Finding Faith

Aug 30, 2020

I thought about how far-fetched it all sounded. Did I really believe that God created a world with Adam and Eve in a garden and that all was peaceful until a tricky snake caused humans to sin? It sounded fanciful and ridiculous to my common sense. All my life the stories from the Bible were taught to me as truth yet my mind wondered how it was any different than a page from mythology or a story from another religion. 

The alternative was to believe that the world came from a bang that happened out of nothing and we are here for no particular purpose. I looked around and saw how beautiful and amazing our world is – our planet is the just right distance from the sun, the vibrant orange and pink sunset, the salty ocean waves, the tiny acorns that fall, the strong oak trees that grow and breathe out the exact substance that humans need to breathe in. To my common sense mind, believing that all the beauty and order came from nothing was just as hard for me to grasp as the idea that God created it. 

But I felt left out and sometimes forgotten. I heard testimonies that I didn’t have. I wondered if everyone felt like me and just talked assuredly. Or was there really something more?
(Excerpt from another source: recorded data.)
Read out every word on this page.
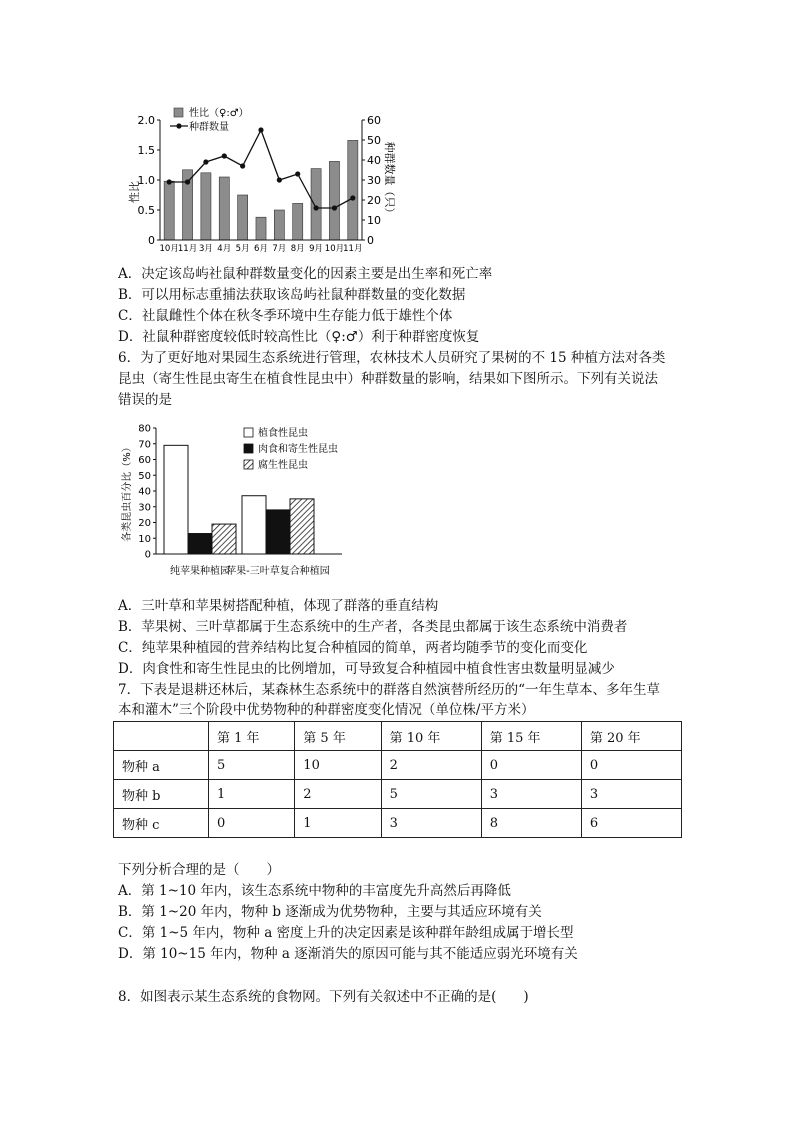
0
0.5
1.0
1.5
2.0
0
10
20
30
40
50
60
10月 11月 3月 4月 5月 6月 7月 8月 9月 10月 11月
性比	种群数量（只）
性比（♀:♂）
种群数量
A．决定该岛屿社鼠种群数量变化的因素主要是出生率和死亡率
B．可以用标志重捕法获取该岛屿社鼠种群数量的变化数据
C．社鼠雌性个体在秋冬季环境中生存能力低于雄性个体
D．社鼠种群密度较低时较高性比（♀:♂）利于种群密度恢复
6．为了更好地对果园生态系统进行管理，农林技术人员研究了果树的不 15 种植方法对各类
昆虫（寄生性昆虫寄生在植食性昆虫中）种群数量的影响，结果如下图所示。下列有关说法
错误的是
0
10
20
30
40
50
60
70
80
纯苹果种植园
苹果-三叶草复合种植园
各类昆虫百分比（%）
植食性昆虫
肉食和寄生性昆虫
腐生性昆虫
A．三叶草和苹果树搭配种植，体现了群落的垂直结构
B．苹果树、三叶草都属于生态系统中的生产者，各类昆虫都属于该生态系统中消费者
C．纯苹果种植园的营养结构比复合种植园的简单，两者均随季节的变化而变化
D．肉食性和寄生性昆虫的比例增加，可导致复合种植园中植食性害虫数量明显减少
7．下表是退耕还林后，某森林生态系统中的群落自然演替所经历的“一年生草本、多年生草
本和灌木”三个阶段中优势物种的种群密度变化情况（单位株/平方米）
	第 1 年	第 5 年	第 10 年	第 15 年	第 20 年
物种 a	5	10	2	0	0
物种 b	1	2	5	3	3
物种 c	0	1	3	8	6
下列分析合理的是（　　）
A．第 1~10 年内，该生态系统中物种的丰富度先升高然后再降低
B．第 1~20 年内，物种 b 逐渐成为优势物种，主要与其适应环境有关
C．第 1~5 年内，物种 a 密度上升的决定因素是该种群年龄组成属于增长型
D．第 10~15 年内，物种 a 逐渐消失的原因可能与其不能适应弱光环境有关
8．如图表示某生态系统的食物网。下列有关叙述中不正确的是(　　)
Years passed, and life happened. The faint glimmer of hope stayed kindled. It struggled to burn and often teetered between the crux of flaming up and being snuffed out. Yet I found that the tiny spark of faith I had was all God needed. My faith didn’t come as something I had to muster or strain to feel. It wasn’t about fooling my mind into making the stories more believable. I didn’t need to figure out how a bush could continously burn. Or how Jonah survived in the belly of a fish. Or what instinctual phenomenon would have caused the lions to take a pass on eating Daniel. 

It wasn’t that easy. It took hardships and honesty. It took me laying all of it before God – my doubts, fears, even anger. And once all the trials had been endured and the honesty of my human condition was laid bare, the little flicker of hope remained. And that’s when Jesus showed up. He erased my struggle by arranging circumstances and creating my own old testament miracle. What a merciful God who didn’t condemn my unbelief but showed up to convince me. I could not explain it away. I couldn’t argue. He was there, and I simply believed. He took a little flicker of faith and ignited a fire. He did what I could never do on my own. When time allows, I love to tell others the whole story of what He did for me. 

It’s all true. The garden, the snake, sin, death, Jesus, salvation, heaven. Every bit of the Bible is true. And it’s how we come to know the truth and live a purposeful life of hope. I still know it sounds far-fetched. But so does the miracle of life itself. We think it is unbelievable that Jonah could live for 3 days in the belly of a fish but how much more amazing is the fact that each human grows for nine months in the belly of his mother? Miracles are all around us and that’s why I could never satisfy my need for faith with common sense and science. We sometimes try to smother this need for faith. We pad our thoughts with moral thinking and cushion our actions with good deeds. We crowd ourselves with earthly comforts of things we understand. Yet all this is never enough to fill the void our Maker placed in us – the one that is only filled by having a relationship with Him who created us and everything we know. 

If you’re struggling with just a flicker of hope, I pray you hold on. Don’t give up. Keep searching and hang on to faith. God sees and hears you. Cry to Him for what you need. Then wait and hope, for the touch of Jesus is unmistakable and will change your life. 

Psalm 90:2 “Before the mountains were brought forth, or ever thou hadst formed the earth and the world, even from everlasting to everlasting, thou art God.”